A lot about Thanksgiving is nonnegotiable. The bird must be brined/deep-fried/tofurkey. Stuffing must be from a box or from scratch, in the bird or not.

And then there's the whole to marshmallow or not to marshmallow dilemma, a sticky wicket if ever there was one.

Fortunately, when it comes to what wine to serve with all that tradition, the rules are much more flexible. Sure, pinot noir is a classic match for poultry, but this year why not think a little farther afield?

Venture Into Viognier

Pronounced vee-ohn-YAY, this is a floral white wine that is originally French but was brought to America in the 1970s, where it flourished. So, a California viognier might be one way to bring an American wine to this most American of feasts, says master sommelier Gilles de Chambure, director of wine education at the Meadowood resort in the Napa Valley.

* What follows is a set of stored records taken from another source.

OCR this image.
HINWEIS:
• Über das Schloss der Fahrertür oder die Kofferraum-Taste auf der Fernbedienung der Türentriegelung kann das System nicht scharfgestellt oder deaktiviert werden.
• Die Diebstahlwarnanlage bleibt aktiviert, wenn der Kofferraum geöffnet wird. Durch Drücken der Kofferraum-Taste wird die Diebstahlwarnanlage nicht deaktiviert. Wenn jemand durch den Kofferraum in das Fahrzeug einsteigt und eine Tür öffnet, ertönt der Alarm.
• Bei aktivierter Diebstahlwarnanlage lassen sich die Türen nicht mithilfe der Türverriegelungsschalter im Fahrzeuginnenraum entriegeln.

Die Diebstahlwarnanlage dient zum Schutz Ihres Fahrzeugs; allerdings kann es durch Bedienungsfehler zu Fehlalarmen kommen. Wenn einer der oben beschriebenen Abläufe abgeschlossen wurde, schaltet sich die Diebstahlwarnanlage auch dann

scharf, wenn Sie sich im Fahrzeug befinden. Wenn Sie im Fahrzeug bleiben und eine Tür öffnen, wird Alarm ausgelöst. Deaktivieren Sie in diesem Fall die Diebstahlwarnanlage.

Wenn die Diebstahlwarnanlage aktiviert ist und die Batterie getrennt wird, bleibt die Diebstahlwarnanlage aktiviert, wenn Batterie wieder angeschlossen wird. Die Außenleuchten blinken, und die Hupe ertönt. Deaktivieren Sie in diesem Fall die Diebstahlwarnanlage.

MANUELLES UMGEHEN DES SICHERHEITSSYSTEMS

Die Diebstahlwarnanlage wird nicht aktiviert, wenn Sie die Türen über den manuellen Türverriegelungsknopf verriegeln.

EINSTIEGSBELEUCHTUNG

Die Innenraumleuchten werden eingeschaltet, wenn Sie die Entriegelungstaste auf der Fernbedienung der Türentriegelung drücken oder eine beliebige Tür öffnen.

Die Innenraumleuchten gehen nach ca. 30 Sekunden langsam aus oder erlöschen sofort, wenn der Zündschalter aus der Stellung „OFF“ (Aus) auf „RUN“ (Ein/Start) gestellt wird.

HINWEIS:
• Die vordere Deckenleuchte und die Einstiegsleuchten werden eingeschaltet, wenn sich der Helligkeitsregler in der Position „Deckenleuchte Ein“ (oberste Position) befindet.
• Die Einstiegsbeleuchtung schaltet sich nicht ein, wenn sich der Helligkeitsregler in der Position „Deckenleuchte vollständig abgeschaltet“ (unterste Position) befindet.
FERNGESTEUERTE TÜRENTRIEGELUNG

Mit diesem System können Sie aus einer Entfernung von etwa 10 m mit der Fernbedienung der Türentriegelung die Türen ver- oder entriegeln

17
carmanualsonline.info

"It's full-bodied and rich so it goes with the texture of the meat," he said. "It has a nuttiness as well that goes very well with the stuffing and has enough sweetness that it can bridge all the way to dessert and pumpkin pie."

Aim For Argentina

Keeping things American, but in the southern half of the continent, Argentina is a good choice for reasonably priced wines, always a consideration when you have a crowd. That country's malbecs are very popular right now, and there are a number of good ones in the $10 range and even cheaper.

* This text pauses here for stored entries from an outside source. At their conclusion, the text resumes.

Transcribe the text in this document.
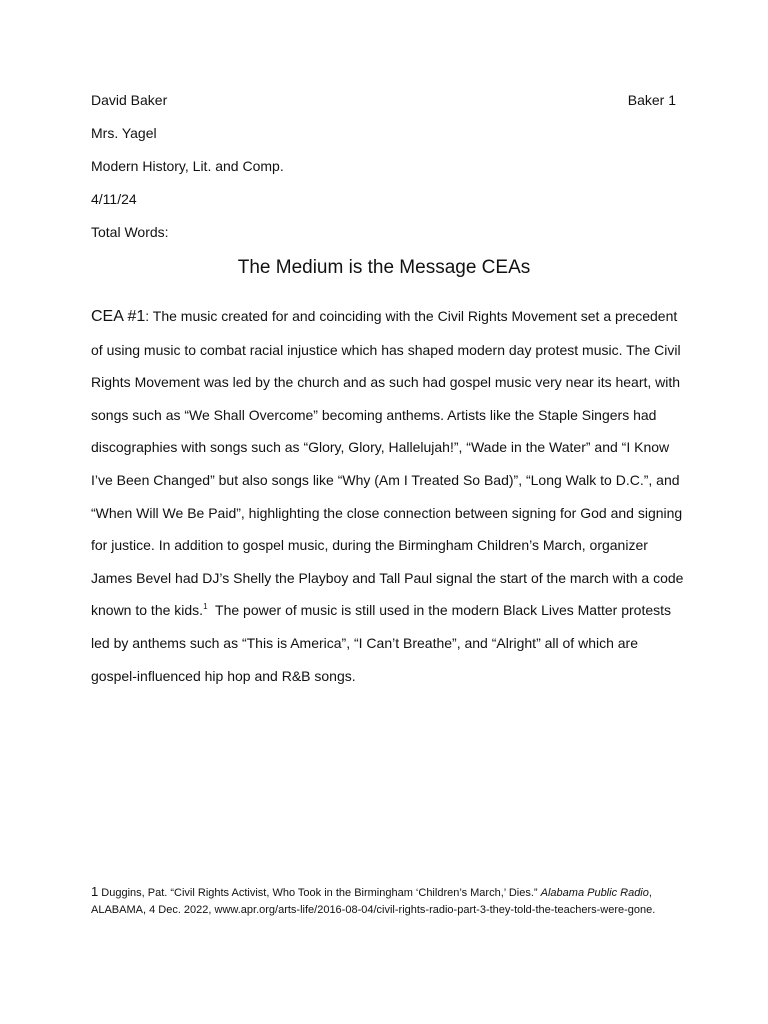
David Baker	Baker 1
Mrs. Yagel
Modern History, Lit. and Comp.
4/11/24
Total Words:
The Medium is the Message CEAs
CEA #1: The music created for and coinciding with the Civil Rights Movement set a precedent
of using music to combat racial injustice which has shaped modern day protest music. The Civil
Rights Movement was led by the church and as such had gospel music very near its heart, with
songs such as “We Shall Overcome” becoming anthems. Artists like the Staple Singers had
discographies with songs such as “Glory, Glory, Hallelujah!”, “Wade in the Water” and “I Know
I’ve Been Changed” but also songs like “Why (Am I Treated So Bad)”, “Long Walk to D.C.”, and
“When Will We Be Paid”, highlighting the close connection between signing for God and signing
for justice. In addition to gospel music, during the Birmingham Children’s March, organizer
James Bevel had DJ’s Shelly the Playboy and Tall Paul signal the start of the march with a code
known to the kids.$^1$  The power of music is still used in the modern Black Lives Matter protests
led by anthems such as “This is America”, “I Can’t Breathe”, and “Alright” all of which are
gospel-influenced hip hop and R&B songs.
1 Duggins, Pat. “Civil Rights Activist, Who Took in the Birmingham ‘Children’s March,’ Dies.” Alabama Public Radio,
ALABAMA, 4 Dec. 2022, www.apr.org/arts-life/2016-08-04/civil-rights-radio-part-3-they-told-the-teachers-were-gone.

Another option is torrontes, the white wine of Argentina.

"It's a really fun idea," says Richard Betts, a New York master sommelier and negociant — someone who buys wine in the bulk market, then blends and bottles it — who also makes wine under his own label, CC Wines. "Thanksgiving is obviously about wanting to put food on the table and sometimes you need a little bit of richness in your wine to match that."

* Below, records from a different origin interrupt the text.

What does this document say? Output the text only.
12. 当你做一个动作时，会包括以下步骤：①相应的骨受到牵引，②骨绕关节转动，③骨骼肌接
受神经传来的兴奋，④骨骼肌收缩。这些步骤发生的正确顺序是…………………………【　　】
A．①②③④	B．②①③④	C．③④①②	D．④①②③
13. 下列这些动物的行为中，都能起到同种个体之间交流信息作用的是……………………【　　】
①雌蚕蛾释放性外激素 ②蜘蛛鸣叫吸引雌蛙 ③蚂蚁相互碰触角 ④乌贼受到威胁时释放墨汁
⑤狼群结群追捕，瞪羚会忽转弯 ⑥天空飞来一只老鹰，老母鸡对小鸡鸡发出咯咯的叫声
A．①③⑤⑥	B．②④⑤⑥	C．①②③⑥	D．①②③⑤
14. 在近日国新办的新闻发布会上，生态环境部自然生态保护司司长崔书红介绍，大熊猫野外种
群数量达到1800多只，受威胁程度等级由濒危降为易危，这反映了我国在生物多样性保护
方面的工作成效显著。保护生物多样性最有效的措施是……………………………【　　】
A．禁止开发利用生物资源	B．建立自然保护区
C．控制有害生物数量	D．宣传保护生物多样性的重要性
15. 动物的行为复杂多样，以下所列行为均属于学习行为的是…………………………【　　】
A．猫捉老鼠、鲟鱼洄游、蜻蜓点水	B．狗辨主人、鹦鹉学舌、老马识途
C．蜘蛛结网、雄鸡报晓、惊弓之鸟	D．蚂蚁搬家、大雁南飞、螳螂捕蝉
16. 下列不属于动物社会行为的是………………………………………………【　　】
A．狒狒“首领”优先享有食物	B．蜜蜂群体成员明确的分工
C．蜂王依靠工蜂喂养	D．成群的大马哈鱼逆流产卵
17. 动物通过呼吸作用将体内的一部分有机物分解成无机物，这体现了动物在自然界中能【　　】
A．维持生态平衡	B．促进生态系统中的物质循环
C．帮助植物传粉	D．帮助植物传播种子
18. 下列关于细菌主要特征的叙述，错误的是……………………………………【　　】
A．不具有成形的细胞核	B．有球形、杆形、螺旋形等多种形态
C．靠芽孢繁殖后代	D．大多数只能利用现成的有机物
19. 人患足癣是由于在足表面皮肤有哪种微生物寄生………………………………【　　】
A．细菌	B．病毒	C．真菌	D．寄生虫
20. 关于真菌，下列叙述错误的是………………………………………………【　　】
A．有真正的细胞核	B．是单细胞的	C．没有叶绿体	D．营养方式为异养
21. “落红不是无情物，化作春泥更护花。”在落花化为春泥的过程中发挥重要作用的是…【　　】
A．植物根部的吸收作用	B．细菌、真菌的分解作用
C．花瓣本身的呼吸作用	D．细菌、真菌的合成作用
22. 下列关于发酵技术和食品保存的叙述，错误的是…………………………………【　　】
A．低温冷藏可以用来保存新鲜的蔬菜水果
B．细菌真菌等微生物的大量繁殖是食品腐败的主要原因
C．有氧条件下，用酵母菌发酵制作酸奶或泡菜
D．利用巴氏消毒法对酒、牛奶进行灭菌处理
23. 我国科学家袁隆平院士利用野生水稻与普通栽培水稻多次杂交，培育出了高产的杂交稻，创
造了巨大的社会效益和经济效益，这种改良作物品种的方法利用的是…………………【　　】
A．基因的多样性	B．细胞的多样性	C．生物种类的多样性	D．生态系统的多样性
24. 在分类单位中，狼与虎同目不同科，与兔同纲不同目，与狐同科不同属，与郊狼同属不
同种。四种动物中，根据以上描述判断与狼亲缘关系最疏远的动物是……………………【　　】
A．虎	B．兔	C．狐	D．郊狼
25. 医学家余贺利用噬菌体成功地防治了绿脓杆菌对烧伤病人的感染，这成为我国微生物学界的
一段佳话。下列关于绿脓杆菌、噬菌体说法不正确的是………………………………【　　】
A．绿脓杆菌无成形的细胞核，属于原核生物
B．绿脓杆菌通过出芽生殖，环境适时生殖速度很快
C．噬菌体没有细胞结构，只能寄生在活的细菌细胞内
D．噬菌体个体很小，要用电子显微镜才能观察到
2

Floral and fruity but with a fresh bite of acidity, torrontes "brings the exuberance you need to go with things like pumpkin and stuffing and thyme," says Betts.

And as long as you're thinking white, a prosecco, the sparkling wine from Italy, is another light choice that won't put too big a bite on your wallet.

Zoom In On Zin

California wines can be pricey, but one grape that consistently offers good value is zinfandel.

"It's a California crowd pleaser, very accessible," says James Darden, wine director at celebrity chef Michael Chiarello's Bottega Napa Valley restaurant. When pairing wines, he likes to focus on the trimmings more than the turkey. Do you have a big, brothy gravy that requires a heartier wine? "I like my gravy to go with mashed potatoes and biscuits, so the heartier the better," says Darden, who makes his own wine with brother Daniel. Zins also have the richness to stand up to tart cranberry sauce, another piece of the Thanksgiving pairing equation.

Another red choice might be a tempranillo from Spain.

Go Mad For Madeira

When it comes to dessert one sweet wine to consider is Madeira, a fortified Portuguese wine made in the Madeira Islands. A favorite of the founding fathers, this was "the first 'cult' wine of America," says de Chambure, and was used to toast the signing of the Declaration of Independence.

Over the years, interest in the wine faltered and the emergence of some blends good for cooking only didn't helped Madeira's image. But there is good Madeira to be had, including some created by the Sonoma-based Rare Wine Co., says de Chambure.

"You're toasting a little history there," says de Chambure.